Lord of the Racists

Tim's lastest post is a quote from a Jonah Goldberg essay on The Two Towers. (Hey, Tim! I want to give you a sidebar link, but I can't figure out what to call you in the link text. "Tim?" But that makes me think of Tim the Enchanter from Monty Python and the Holy Grail. "The Fog of Warre?" I'd do that if I were certain that were the actual name of your blog and I knew what it meant. "Timschnabel?" You folks with eponymous URLs are tough.)

The critics who got worked up about the bugs in Starship Troopers and the Orcs and Uruk-hai in The Lord of the Rings fret over the explicit "dehumanizing of the enemy" involved in these respective stories quite a bit. What they leave out is that the enemies aren't humans being unfairly mischaracterized the way the Japanese were in World War II posters. The enemies in these movies are, in fact, non-human. As a moral proposition I'm as against genocide as the next guy, but I do hold out the caveat that if mankind is attacked by 99.5-percent pure-evil Orcs, or, say, skyscraper-sized dung beetles, I might change my views

The reply to this one is obvious. Of course Uruk-hai aren't human; they're elves! True, the point gets elided in the movies, but the back-story from the books is that orcs were bred from elves who had the misfortune to be captured by the bad guys. So this puts us in a bit of a bind, if we want to accept Goldberg's reasoning, because it's no longer possible to use humanity as the dividing line without it being a good idea to chop off Elrond's head, too.

Once we take humanity out of the picture as our head-chopping rationale, we're left with "99.5-percent pure evil" as the morally-significant criterion. Unfortunately, this leaves Goldberg only .5 percent away from advancing the morally near-vacuous statement that it's okay to hate pure evil. That said, this particular correction leaves his opponents advancing the morally near-preposterous proposition that it's not okay to hate nearly pure evil. I'll hold my nose and go with Goldberg, here.

Yes, you're being preached at when you go see The Two Towers. But the preaching is so abstract that it's hard to get much traction on real-world issues one way or the other. I've heard people come out of it claiming that it's pro-Western propadanda, and also that it's anti-Western propaganda. Perhaps it's neither.
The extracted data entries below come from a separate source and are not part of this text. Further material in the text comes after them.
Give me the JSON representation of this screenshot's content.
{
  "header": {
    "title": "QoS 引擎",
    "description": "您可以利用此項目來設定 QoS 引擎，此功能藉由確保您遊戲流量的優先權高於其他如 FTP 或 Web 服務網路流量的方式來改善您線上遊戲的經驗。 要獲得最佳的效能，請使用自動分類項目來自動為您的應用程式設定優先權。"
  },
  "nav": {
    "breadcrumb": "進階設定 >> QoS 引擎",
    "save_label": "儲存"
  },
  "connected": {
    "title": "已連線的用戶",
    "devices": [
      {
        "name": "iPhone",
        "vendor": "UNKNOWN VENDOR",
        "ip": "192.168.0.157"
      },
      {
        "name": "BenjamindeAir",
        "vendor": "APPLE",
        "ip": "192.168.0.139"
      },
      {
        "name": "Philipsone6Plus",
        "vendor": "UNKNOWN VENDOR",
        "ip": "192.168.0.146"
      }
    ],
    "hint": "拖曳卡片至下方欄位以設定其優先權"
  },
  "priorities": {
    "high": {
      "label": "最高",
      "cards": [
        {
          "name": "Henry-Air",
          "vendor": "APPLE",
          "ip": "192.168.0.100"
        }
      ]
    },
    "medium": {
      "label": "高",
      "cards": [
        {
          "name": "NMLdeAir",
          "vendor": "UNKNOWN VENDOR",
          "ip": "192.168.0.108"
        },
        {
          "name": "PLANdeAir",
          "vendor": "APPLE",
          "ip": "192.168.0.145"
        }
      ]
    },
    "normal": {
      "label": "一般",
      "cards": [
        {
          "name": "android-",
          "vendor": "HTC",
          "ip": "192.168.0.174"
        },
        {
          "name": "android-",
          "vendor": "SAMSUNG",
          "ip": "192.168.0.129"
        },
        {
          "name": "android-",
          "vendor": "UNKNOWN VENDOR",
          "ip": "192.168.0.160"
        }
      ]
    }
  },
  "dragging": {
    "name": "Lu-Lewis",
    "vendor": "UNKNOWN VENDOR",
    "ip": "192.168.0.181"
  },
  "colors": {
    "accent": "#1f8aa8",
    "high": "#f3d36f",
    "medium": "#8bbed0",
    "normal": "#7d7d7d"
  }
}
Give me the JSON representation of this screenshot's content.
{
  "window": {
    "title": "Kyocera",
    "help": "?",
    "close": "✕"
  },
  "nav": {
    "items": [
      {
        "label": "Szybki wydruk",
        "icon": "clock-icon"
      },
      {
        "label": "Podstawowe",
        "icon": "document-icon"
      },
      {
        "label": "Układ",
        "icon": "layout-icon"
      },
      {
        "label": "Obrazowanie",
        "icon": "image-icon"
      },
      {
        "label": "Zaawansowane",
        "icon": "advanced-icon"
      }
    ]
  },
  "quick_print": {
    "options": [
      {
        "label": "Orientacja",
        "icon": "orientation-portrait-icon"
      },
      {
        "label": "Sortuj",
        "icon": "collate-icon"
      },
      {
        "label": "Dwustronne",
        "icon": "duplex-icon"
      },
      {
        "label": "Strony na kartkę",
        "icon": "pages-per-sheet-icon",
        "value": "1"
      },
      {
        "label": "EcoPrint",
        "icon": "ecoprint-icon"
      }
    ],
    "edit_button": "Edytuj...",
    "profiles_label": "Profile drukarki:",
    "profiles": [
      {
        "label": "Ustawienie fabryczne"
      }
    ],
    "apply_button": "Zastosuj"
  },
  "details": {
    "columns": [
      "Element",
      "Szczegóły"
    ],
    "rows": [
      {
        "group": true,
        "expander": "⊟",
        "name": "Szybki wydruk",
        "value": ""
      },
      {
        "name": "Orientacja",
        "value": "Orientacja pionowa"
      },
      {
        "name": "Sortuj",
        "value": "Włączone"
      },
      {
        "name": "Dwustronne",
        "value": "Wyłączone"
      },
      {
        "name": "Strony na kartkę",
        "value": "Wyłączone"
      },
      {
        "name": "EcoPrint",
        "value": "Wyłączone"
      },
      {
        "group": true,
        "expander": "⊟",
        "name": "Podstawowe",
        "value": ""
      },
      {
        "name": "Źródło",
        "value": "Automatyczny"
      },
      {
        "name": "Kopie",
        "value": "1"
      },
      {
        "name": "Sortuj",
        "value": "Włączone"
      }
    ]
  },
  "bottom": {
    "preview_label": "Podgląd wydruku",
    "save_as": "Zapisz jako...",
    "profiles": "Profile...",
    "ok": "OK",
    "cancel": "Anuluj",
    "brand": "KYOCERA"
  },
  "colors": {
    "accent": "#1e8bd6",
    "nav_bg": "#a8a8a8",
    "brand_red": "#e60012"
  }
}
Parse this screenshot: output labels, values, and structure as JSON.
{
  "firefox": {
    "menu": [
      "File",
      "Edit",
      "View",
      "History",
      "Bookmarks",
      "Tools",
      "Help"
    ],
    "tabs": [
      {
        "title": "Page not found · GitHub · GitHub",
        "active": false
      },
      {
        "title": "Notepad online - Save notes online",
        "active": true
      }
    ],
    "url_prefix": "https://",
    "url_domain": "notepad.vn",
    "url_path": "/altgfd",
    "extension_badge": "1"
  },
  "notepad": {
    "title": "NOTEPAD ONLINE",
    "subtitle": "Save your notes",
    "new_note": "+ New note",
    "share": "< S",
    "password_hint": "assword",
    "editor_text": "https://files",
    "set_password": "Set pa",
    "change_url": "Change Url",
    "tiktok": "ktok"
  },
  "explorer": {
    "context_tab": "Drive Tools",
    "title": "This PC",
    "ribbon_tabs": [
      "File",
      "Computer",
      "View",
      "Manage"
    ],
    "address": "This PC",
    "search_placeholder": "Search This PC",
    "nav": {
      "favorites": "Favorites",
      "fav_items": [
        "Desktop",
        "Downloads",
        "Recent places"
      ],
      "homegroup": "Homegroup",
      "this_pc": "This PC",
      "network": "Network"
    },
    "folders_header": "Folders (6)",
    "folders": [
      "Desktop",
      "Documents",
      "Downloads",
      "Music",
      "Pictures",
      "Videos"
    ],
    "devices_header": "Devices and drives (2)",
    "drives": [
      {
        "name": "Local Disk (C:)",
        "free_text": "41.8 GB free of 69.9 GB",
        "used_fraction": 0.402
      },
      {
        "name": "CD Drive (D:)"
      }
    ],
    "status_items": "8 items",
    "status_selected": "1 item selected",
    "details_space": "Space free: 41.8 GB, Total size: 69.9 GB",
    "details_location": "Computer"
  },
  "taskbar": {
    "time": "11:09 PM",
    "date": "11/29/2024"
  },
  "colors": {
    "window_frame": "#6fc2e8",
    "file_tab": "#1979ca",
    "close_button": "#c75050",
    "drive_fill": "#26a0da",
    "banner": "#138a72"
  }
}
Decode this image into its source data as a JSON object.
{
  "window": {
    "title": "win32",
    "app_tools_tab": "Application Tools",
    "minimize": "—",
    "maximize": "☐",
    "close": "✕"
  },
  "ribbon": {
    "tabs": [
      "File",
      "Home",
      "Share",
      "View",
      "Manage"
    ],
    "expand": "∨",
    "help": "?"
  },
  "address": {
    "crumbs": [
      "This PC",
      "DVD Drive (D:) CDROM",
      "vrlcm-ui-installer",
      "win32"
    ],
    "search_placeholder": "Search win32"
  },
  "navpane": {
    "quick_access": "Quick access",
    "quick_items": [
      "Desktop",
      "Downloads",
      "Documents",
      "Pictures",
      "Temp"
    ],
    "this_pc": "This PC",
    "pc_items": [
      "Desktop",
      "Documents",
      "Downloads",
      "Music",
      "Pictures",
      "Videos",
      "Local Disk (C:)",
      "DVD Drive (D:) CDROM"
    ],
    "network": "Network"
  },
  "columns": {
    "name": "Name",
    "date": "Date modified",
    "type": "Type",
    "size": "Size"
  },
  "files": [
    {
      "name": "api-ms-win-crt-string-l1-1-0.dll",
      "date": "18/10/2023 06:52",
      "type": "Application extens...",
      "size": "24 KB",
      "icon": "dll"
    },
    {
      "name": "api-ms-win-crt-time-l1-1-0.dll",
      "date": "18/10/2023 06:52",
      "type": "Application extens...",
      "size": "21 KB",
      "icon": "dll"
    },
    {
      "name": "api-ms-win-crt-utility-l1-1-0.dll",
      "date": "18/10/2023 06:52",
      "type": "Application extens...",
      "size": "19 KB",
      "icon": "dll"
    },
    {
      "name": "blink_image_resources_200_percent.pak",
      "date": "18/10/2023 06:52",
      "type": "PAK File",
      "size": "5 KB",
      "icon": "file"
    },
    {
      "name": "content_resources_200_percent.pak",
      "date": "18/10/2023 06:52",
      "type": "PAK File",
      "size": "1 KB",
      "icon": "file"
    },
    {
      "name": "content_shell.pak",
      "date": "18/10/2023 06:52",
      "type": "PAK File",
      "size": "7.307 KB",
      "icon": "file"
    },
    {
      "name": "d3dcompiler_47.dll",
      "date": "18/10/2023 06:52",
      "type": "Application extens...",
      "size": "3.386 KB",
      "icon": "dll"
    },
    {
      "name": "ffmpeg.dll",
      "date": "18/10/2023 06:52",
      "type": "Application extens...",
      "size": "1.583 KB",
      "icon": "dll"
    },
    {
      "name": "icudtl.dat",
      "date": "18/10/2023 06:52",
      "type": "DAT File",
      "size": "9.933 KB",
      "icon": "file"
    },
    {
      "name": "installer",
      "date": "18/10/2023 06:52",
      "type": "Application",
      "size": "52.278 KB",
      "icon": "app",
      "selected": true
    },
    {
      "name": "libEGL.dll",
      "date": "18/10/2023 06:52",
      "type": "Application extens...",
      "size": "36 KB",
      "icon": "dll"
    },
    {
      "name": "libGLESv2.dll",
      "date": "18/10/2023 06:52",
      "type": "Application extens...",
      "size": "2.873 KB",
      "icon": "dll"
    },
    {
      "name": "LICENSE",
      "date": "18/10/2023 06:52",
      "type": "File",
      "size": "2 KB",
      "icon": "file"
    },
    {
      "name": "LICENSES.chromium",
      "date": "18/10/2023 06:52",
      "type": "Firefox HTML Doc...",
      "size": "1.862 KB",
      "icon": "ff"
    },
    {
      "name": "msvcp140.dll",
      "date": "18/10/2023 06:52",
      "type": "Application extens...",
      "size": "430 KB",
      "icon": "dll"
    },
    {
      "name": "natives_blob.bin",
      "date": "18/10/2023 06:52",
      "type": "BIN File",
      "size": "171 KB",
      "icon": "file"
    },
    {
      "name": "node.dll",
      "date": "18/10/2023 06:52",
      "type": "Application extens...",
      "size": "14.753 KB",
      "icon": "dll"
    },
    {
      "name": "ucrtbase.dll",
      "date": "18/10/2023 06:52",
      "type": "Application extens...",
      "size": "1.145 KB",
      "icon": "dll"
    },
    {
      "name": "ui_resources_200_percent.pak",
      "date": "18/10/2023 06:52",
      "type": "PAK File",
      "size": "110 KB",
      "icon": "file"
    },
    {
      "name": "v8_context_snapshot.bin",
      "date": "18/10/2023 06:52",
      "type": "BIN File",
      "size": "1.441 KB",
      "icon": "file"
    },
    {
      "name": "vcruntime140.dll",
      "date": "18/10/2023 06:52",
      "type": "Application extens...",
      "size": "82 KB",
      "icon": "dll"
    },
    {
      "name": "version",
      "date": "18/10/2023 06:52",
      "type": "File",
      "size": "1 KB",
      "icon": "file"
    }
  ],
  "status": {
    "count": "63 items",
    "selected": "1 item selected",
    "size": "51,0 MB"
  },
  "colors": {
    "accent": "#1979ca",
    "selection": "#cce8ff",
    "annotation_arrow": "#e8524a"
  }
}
To the extent that it's true, I happen to think this is a good thing. But it does lead to some very odd moments, points at which you can almost see the filmmakers doing their utmost to avoid inadvertently saying something.

For example, Tolkien described the Haradim, a race of humans who picked the losing side (i.e. evil) in the big war, as "swarthy," probably with something somewhere between North, East, and West African in mind. In the movie, they're clearly Caucasian underneath their face masks. It wouldn't do to have the good guys be white and the bad guys be black, after all. Which leaves the movie in the odd position of making even the black people white.